Energy balance in asymptomatic HIV infection.

1996 
Objectives : Body weight is regulated by the balance between energy intake and energy expenditure, but the influence of HIV infection on energy balance has not been fully examined. The main objectives of this study were (1) to assess the effect of HIV on energy balance, (2) to examine the relationship of parameters of immunodeficiency to energy balance, and (3) to examine the interrelationship of different components of energy balance in asymptomatic HIV-seropositive men. Design : A cross-sectional study of nutrition and metabolism in asymptomatic HIV-seropositive men. Methods : Components of energy balance were examined in 104 asymptomatic HIV-seropositive men (CD4 count 4-482x10 6 /l) and 57 age-matched HIV-seronegative male controls. Energy and protein intake were measured using 5-day diaries, and small bowel absorption and permeability was assessed using four sugar probes. Resting energy expenditure was calculated from indirect calorimetry and nitrogen loss estimated from 24 h urine collection. Four methods were used to assess the effect of HIV infection on body composition (anthropometry, dual energy X-ray absorptiometry, bioelectrical impedance and 24 h urine creatinine). Results : Resting energy expenditure per kilogram of fat-free mass was raised (P< 0.0001), fat mass was decreased (P= 0.001), fat-free mass was increased (P = 0.05), energy intake was higher (P = 0.05), absorption of L-rhamnose (P = 0.01) and 3-O-methyl-D-glucose was decreased (P = 0.003), and small bowel permeability was increased (P < 0.0001) in HIV-seropositive men compared with HIV-seronegative controls.
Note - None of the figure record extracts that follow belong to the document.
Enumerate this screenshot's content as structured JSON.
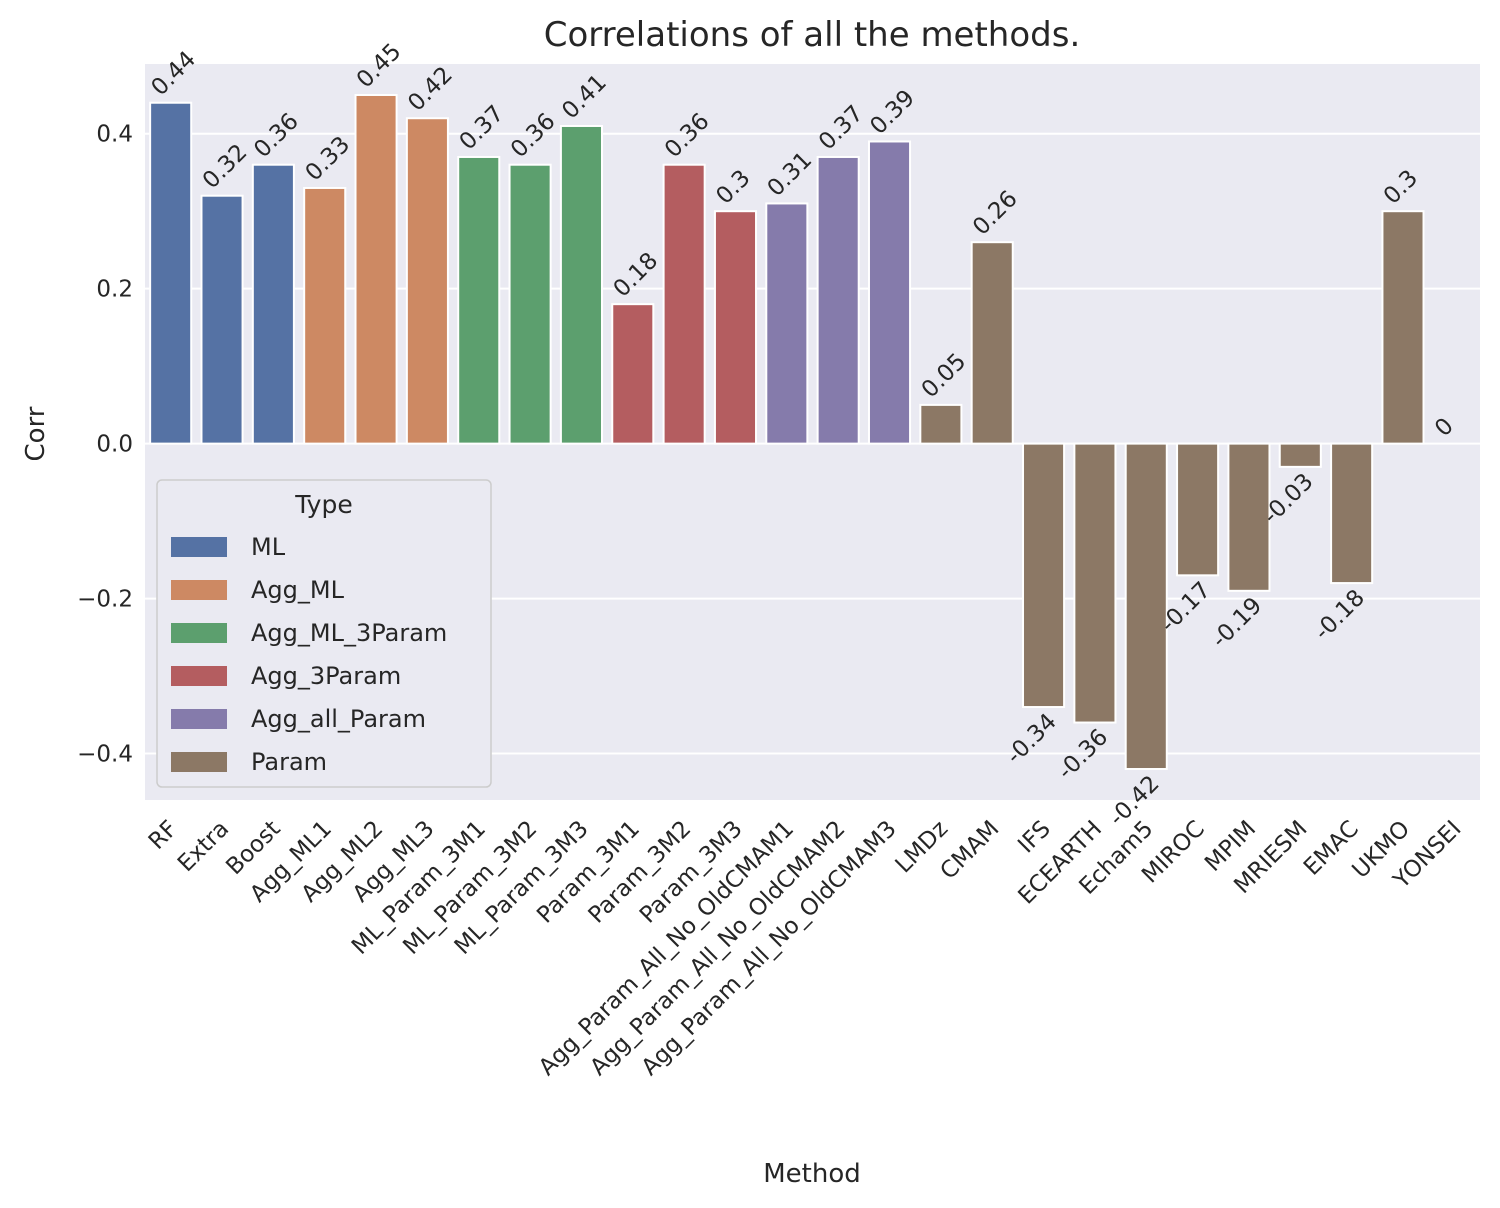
{
  "chart_data": {
    "type": "bar",
    "title": "Correlations of all the methods.",
    "xlabel": "Method",
    "ylabel": "Corr",
    "ylim": [
      -0.46,
      0.49
    ],
    "yticks": [
      -0.4,
      -0.2,
      0.0,
      0.2,
      0.4
    ],
    "ytick_labels": [
      "−0.4",
      "−0.2",
      "0.0",
      "0.2",
      "0.4"
    ],
    "grid": true,
    "legend": {
      "title": "Type",
      "placement": "lower-left",
      "entries": [
        {
          "name": "ML",
          "color": "#5572a4"
        },
        {
          "name": "Agg_ML",
          "color": "#cd8963"
        },
        {
          "name": "Agg_ML_3Param",
          "color": "#5c9f6e"
        },
        {
          "name": "Agg_3Param",
          "color": "#b45d60"
        },
        {
          "name": "Agg_all_Param",
          "color": "#857bab"
        },
        {
          "name": "Param",
          "color": "#8c7865"
        }
      ]
    },
    "categories": [
      "RF",
      "Extra",
      "Boost",
      "Agg_ML1",
      "Agg_ML2",
      "Agg_ML3",
      "ML_Param_3M1",
      "ML_Param_3M2",
      "ML_Param_3M3",
      "Param_3M1",
      "Param_3M2",
      "Param_3M3",
      "Agg_Param_All_No_OldCMAM1",
      "Agg_Param_All_No_OldCMAM2",
      "Agg_Param_All_No_OldCMAM3",
      "LMDz",
      "CMAM",
      "IFS",
      "ECEARTH",
      "Echam5",
      "MIROC",
      "MPIM",
      "MRIESM",
      "EMAC",
      "UKMO",
      "YONSEI"
    ],
    "values": [
      0.44,
      0.32,
      0.36,
      0.33,
      0.45,
      0.42,
      0.37,
      0.36,
      0.41,
      0.18,
      0.36,
      0.3,
      0.31,
      0.37,
      0.39,
      0.05,
      0.26,
      -0.34,
      -0.36,
      -0.42,
      -0.17,
      -0.19,
      -0.03,
      -0.18,
      0.3,
      0
    ],
    "value_labels": [
      "0.44",
      "0.32",
      "0.36",
      "0.33",
      "0.45",
      "0.42",
      "0.37",
      "0.36",
      "0.41",
      "0.18",
      "0.36",
      "0.3",
      "0.31",
      "0.37",
      "0.39",
      "0.05",
      "0.26",
      "-0.34",
      "-0.36",
      "-0.42",
      "-0.17",
      "-0.19",
      "-0.03",
      "-0.18",
      "0.3",
      "0"
    ],
    "types": [
      "ML",
      "ML",
      "ML",
      "Agg_ML",
      "Agg_ML",
      "Agg_ML",
      "Agg_ML_3Param",
      "Agg_ML_3Param",
      "Agg_ML_3Param",
      "Agg_3Param",
      "Agg_3Param",
      "Agg_3Param",
      "Agg_all_Param",
      "Agg_all_Param",
      "Agg_all_Param",
      "Param",
      "Param",
      "Param",
      "Param",
      "Param",
      "Param",
      "Param",
      "Param",
      "Param",
      "Param",
      "Param"
    ]
  }
}
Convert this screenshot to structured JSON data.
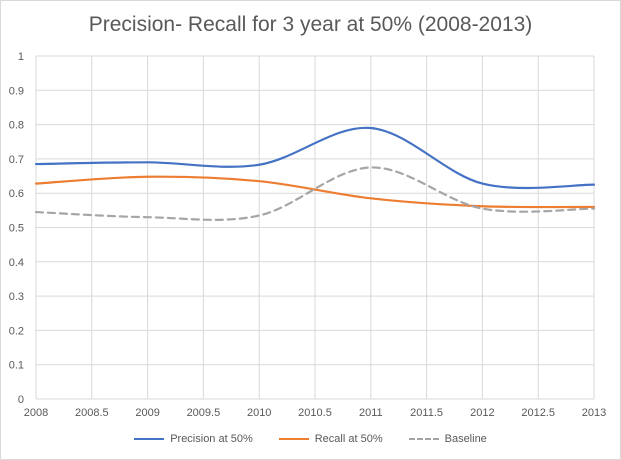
{
  "chart_data": {
    "type": "line",
    "title": "Precision- Recall for 3 year at 50% (2008-2013)",
    "xlabel": "",
    "ylabel": "",
    "xlim": [
      2008,
      2013
    ],
    "ylim": [
      0,
      1
    ],
    "x_ticks": [
      "2008",
      "2008.5",
      "2009",
      "2009.5",
      "2010",
      "2010.5",
      "2011",
      "2011.5",
      "2012",
      "2012.5",
      "2013"
    ],
    "y_ticks": [
      "0",
      "0.1",
      "0.2",
      "0.3",
      "0.4",
      "0.5",
      "0.6",
      "0.7",
      "0.8",
      "0.9",
      "1"
    ],
    "grid": true,
    "legend_position": "bottom",
    "smooth": true,
    "x": [
      2008,
      2009,
      2010,
      2011,
      2012,
      2013
    ],
    "series": [
      {
        "name": "Precision at 50%",
        "values": [
          0.685,
          0.69,
          0.683,
          0.79,
          0.628,
          0.625
        ],
        "color": "#4472c4",
        "style": "solid"
      },
      {
        "name": "Recall at 50%",
        "values": [
          0.628,
          0.648,
          0.635,
          0.585,
          0.562,
          0.56
        ],
        "color": "#ed7d31",
        "style": "solid"
      },
      {
        "name": "Baseline",
        "values": [
          0.545,
          0.53,
          0.535,
          0.675,
          0.555,
          0.555
        ],
        "color": "#a5a5a5",
        "style": "dashed"
      }
    ]
  }
}
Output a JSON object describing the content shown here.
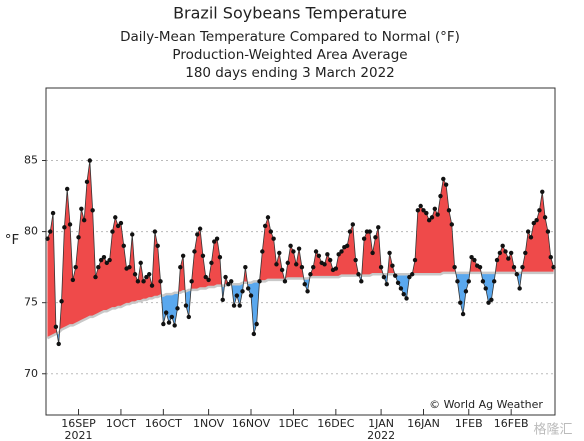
{
  "chart_data": {
    "type": "anomaly-area",
    "title": "Brazil Soybeans Temperature",
    "subtitle": [
      "Daily-Mean Temperature Compared to Normal (°F)",
      "Production-Weighted Area Average",
      "180 days ending 3 March 2022"
    ],
    "y_label": "°F",
    "annotation": "© World Ag Weather",
    "watermark": "格隆汇",
    "xlim": [
      -0.5,
      179.5
    ],
    "xticks": [
      {
        "value": 11,
        "label": "16SEP"
      },
      {
        "value": 26,
        "label": "1OCT"
      },
      {
        "value": 41,
        "label": "16OCT"
      },
      {
        "value": 57,
        "label": "1NOV"
      },
      {
        "value": 72,
        "label": "16NOV"
      },
      {
        "value": 87,
        "label": "1DEC"
      },
      {
        "value": 102,
        "label": "16DEC"
      },
      {
        "value": 118,
        "label": "1JAN"
      },
      {
        "value": 133,
        "label": "16JAN"
      },
      {
        "value": 149,
        "label": "1FEB"
      },
      {
        "value": 164,
        "label": "16FEB"
      }
    ],
    "year_labels": [
      {
        "value": 11,
        "label": "2021"
      },
      {
        "value": 118,
        "label": "2022"
      }
    ],
    "ylim": [
      67.1,
      90.1
    ],
    "yticks": [
      70,
      75,
      80,
      85
    ],
    "grid": true,
    "series": [
      {
        "above_color": "#ef4a4a",
        "below_color": "#5aa8ee",
        "marker_color": "#111111",
        "values": [
          79.5,
          80,
          81.3,
          73.3,
          72.1,
          75.1,
          80.3,
          83,
          80.5,
          76.6,
          77.5,
          79.6,
          81.6,
          80.8,
          83.5,
          85,
          81.5,
          76.8,
          77.5,
          78,
          78.2,
          77.8,
          78,
          80,
          81,
          80.4,
          80.6,
          79,
          77.4,
          77.5,
          79.8,
          77,
          76.5,
          77.8,
          76.5,
          76.8,
          77,
          76.2,
          80,
          79,
          76.5,
          73.5,
          74.3,
          73.6,
          74,
          73.4,
          74.6,
          77.5,
          78.3,
          74.8,
          74,
          76.5,
          78.6,
          79.8,
          80.2,
          78.3,
          76.8,
          76.6,
          77.8,
          79.3,
          79.5,
          78.2,
          75.2,
          76.8,
          76.3,
          76.5,
          74.8,
          75.5,
          74.8,
          75.8,
          77.5,
          76,
          75.5,
          72.8,
          73.5,
          76.5,
          78.6,
          80.4,
          81,
          80,
          79.5,
          77.7,
          78.5,
          77.3,
          76.5,
          77.8,
          79,
          78.6,
          77.7,
          78.8,
          77.5,
          76.3,
          75.8,
          77,
          77.5,
          78.6,
          78.3,
          77.8,
          77.7,
          78.4,
          78,
          77.3,
          77.4,
          78.4,
          78.6,
          78.9,
          79,
          80,
          80.5,
          78,
          77,
          76.5,
          79.5,
          80,
          80,
          78.5,
          79.6,
          80.3,
          77.5,
          76.8,
          76.3,
          78.5,
          77.6,
          76.9,
          76.4,
          76,
          75.6,
          75.3,
          76.8,
          77,
          78,
          81.5,
          81.8,
          81.5,
          81.3,
          80.8,
          81,
          81.6,
          81.2,
          82.5,
          83.7,
          83.3,
          81.5,
          80.5,
          77.5,
          76.5,
          75,
          74.2,
          75.8,
          76.5,
          78.2,
          78,
          77.6,
          77.5,
          76.5,
          76,
          75,
          75.2,
          76.5,
          78,
          78.5,
          79,
          78.6,
          78.1,
          78.5,
          77.5,
          77,
          76,
          77.5,
          78.5,
          80,
          79.6,
          80.6,
          80.8,
          81.5,
          82.8,
          81,
          80,
          78.2,
          77.5
        ]
      }
    ],
    "normal": {
      "color": "#c8c8c8",
      "values": [
        72.5,
        72.6,
        72.7,
        72.8,
        72.9,
        73.1,
        73.2,
        73.3,
        73.4,
        73.4,
        73.5,
        73.6,
        73.7,
        73.8,
        73.9,
        74,
        74,
        74.1,
        74.2,
        74.3,
        74.4,
        74.4,
        74.5,
        74.6,
        74.6,
        74.7,
        74.7,
        74.8,
        74.9,
        74.9,
        75,
        75,
        75.1,
        75.1,
        75.2,
        75.2,
        75.3,
        75.3,
        75.4,
        75.4,
        75.5,
        75.5,
        75.6,
        75.6,
        75.6,
        75.7,
        75.7,
        75.7,
        75.8,
        75.8,
        75.9,
        75.9,
        75.9,
        75.9,
        76,
        76,
        76,
        76.1,
        76.1,
        76.1,
        76.2,
        76.2,
        76.2,
        76.2,
        76.3,
        76.3,
        76.3,
        76.3,
        76.3,
        76.4,
        76.4,
        76.4,
        76.4,
        76.5,
        76.5,
        76.5,
        76.5,
        76.5,
        76.6,
        76.6,
        76.6,
        76.6,
        76.6,
        76.6,
        76.6,
        76.7,
        76.7,
        76.7,
        76.7,
        76.7,
        76.7,
        76.7,
        76.7,
        76.8,
        76.8,
        76.8,
        76.8,
        76.8,
        76.8,
        76.8,
        76.8,
        76.8,
        76.8,
        76.8,
        76.9,
        76.9,
        76.9,
        76.9,
        76.9,
        76.9,
        76.9,
        76.9,
        76.9,
        76.9,
        76.9,
        77,
        77,
        77,
        77,
        77,
        77,
        77,
        77,
        77,
        77,
        77,
        77,
        77,
        77,
        77,
        77,
        77,
        77,
        77,
        77,
        77,
        77,
        77,
        77,
        77,
        77.1,
        77.1,
        77.1,
        77.1,
        77.1,
        77.1,
        77.1,
        77.1,
        77.1,
        77.1,
        77.1,
        77.1,
        77.1,
        77.1,
        77.1,
        77.1,
        77.1,
        77.1,
        77.1,
        77.1,
        77.1,
        77.1,
        77.1,
        77.1,
        77.1,
        77.1,
        77.1,
        77.1,
        77.1,
        77.1,
        77.1,
        77.1,
        77.1,
        77.1,
        77.1,
        77.1,
        77.1,
        77.1,
        77.1,
        77.1
      ]
    }
  }
}
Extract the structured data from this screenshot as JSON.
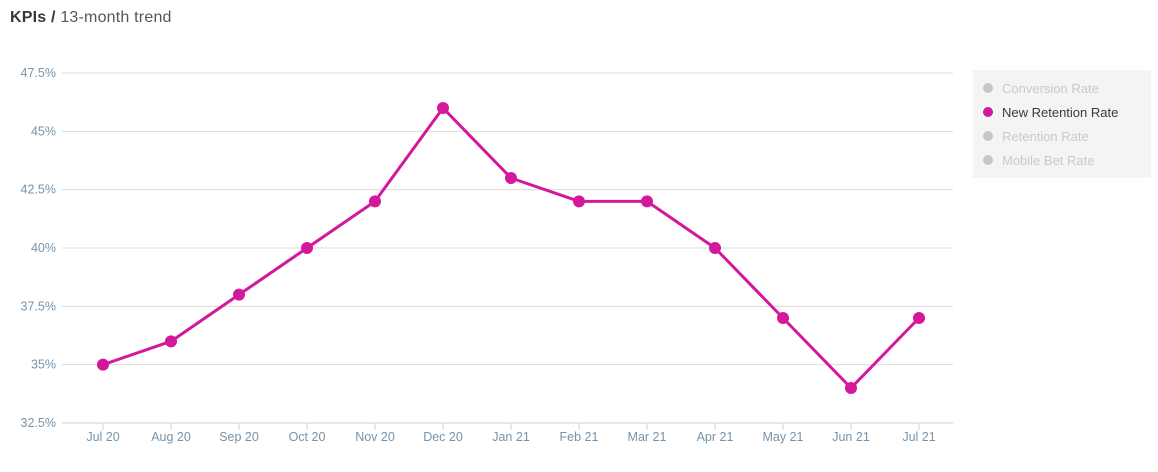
{
  "header": {
    "title_bold": "KPIs /",
    "title_rest": "13-month trend"
  },
  "legend": {
    "position": "right",
    "items": [
      {
        "label": "Conversion Rate",
        "active": false
      },
      {
        "label": "New Retention Rate",
        "active": true
      },
      {
        "label": "Retention Rate",
        "active": false
      },
      {
        "label": "Mobile Bet Rate",
        "active": false
      }
    ]
  },
  "chart_data": {
    "type": "line",
    "title": "KPIs / 13-month trend",
    "categories": [
      "Jul 20",
      "Aug 20",
      "Sep 20",
      "Oct 20",
      "Nov 20",
      "Dec 20",
      "Jan 21",
      "Feb 21",
      "Mar 21",
      "Apr 21",
      "May 21",
      "Jun 21",
      "Jul 21"
    ],
    "series": [
      {
        "name": "New Retention Rate",
        "values": [
          35,
          36,
          38,
          40,
          42,
          46,
          43,
          42,
          42,
          40,
          37,
          34,
          37
        ],
        "color": "#d4189c"
      }
    ],
    "xlabel": "",
    "ylabel": "",
    "ylim": [
      32.5,
      47.5
    ],
    "yticks": [
      32.5,
      35,
      37.5,
      40,
      42.5,
      45,
      47.5
    ],
    "ytick_suffix": "%",
    "grid": true,
    "legend_position": "right"
  },
  "colors": {
    "accent": "#d4189c",
    "axis_label": "#7793a9",
    "gridline": "#dcdcdc",
    "axis_line": "#d2d2d2",
    "legend_bg": "#f4f4f4",
    "legend_inactive": "#c6c6c6",
    "legend_active_text": "#3a3a3a",
    "background": "#ffffff"
  }
}
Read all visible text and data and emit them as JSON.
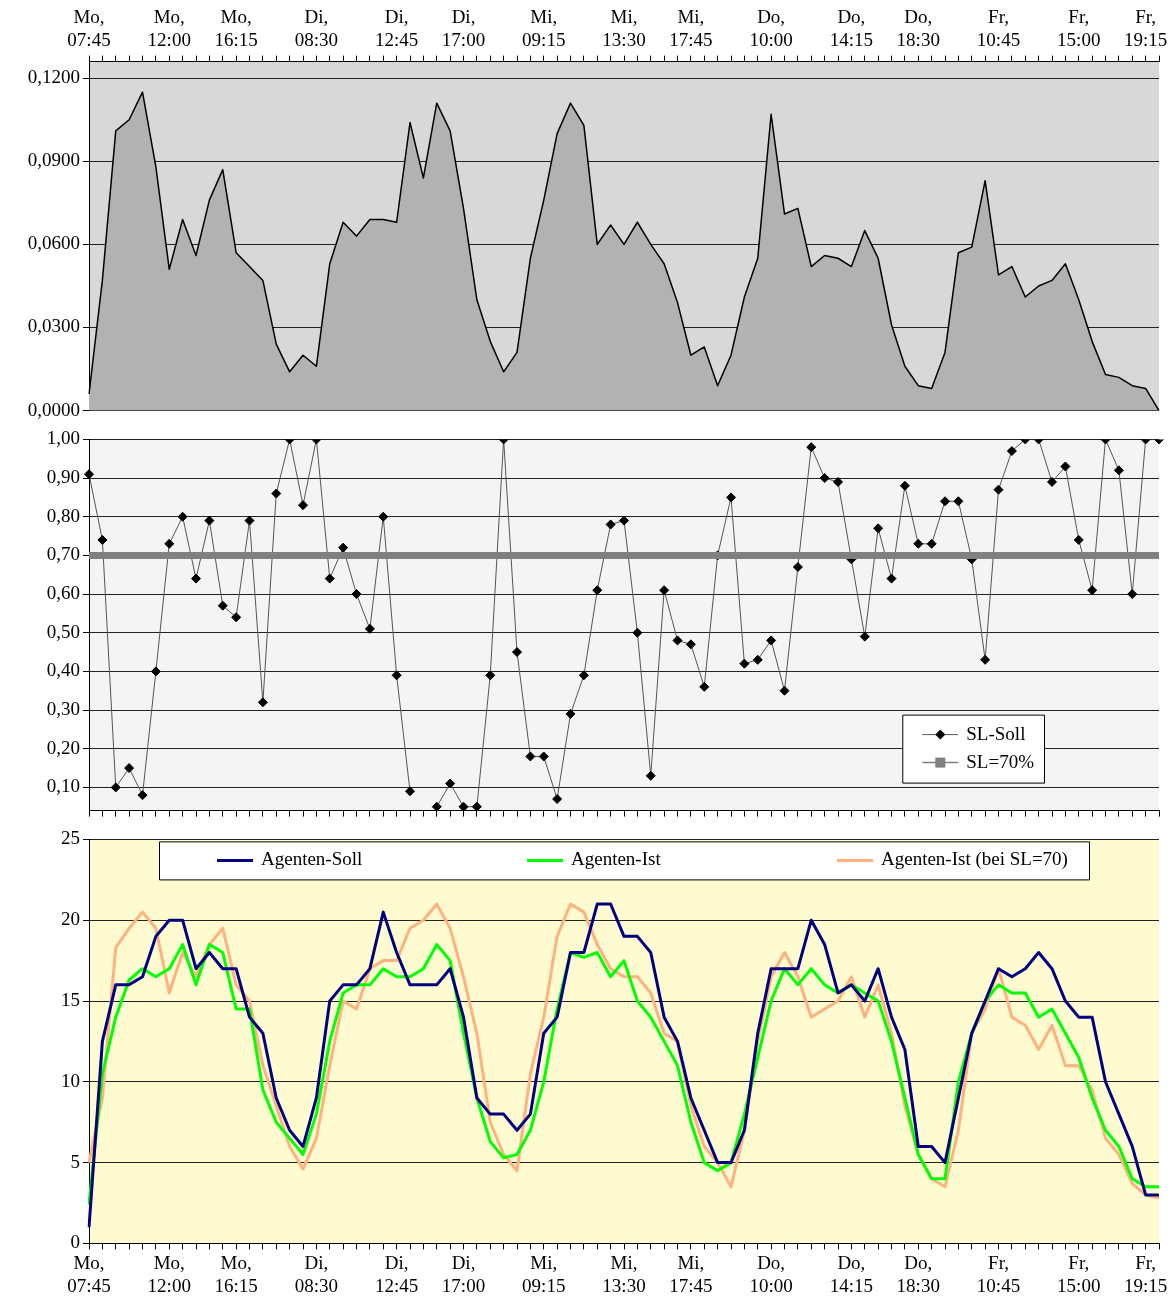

HIV-seropositive subjects with a CD4 count less than 100x10 6 /l had decreased absorption of L-rhamnose (P < 0.05), D-xylose (P < 0.05) and 3-O-methyl-D-glucose (P < 0.05) compared with HIV-seropositive subjects at higher CD4 counts, and had a similar resting energy expenditure to HIV-seronegative controls. Protein intake, carbohydrate, fat and protein oxidation, 24 h nitrogen excretion and appendicular muscle mass were similar in HIV-seropositive men and controls. Conclusion : HIV infection exerts a direct effect on parameters of energy balance that varies with the severity of immunosuppression.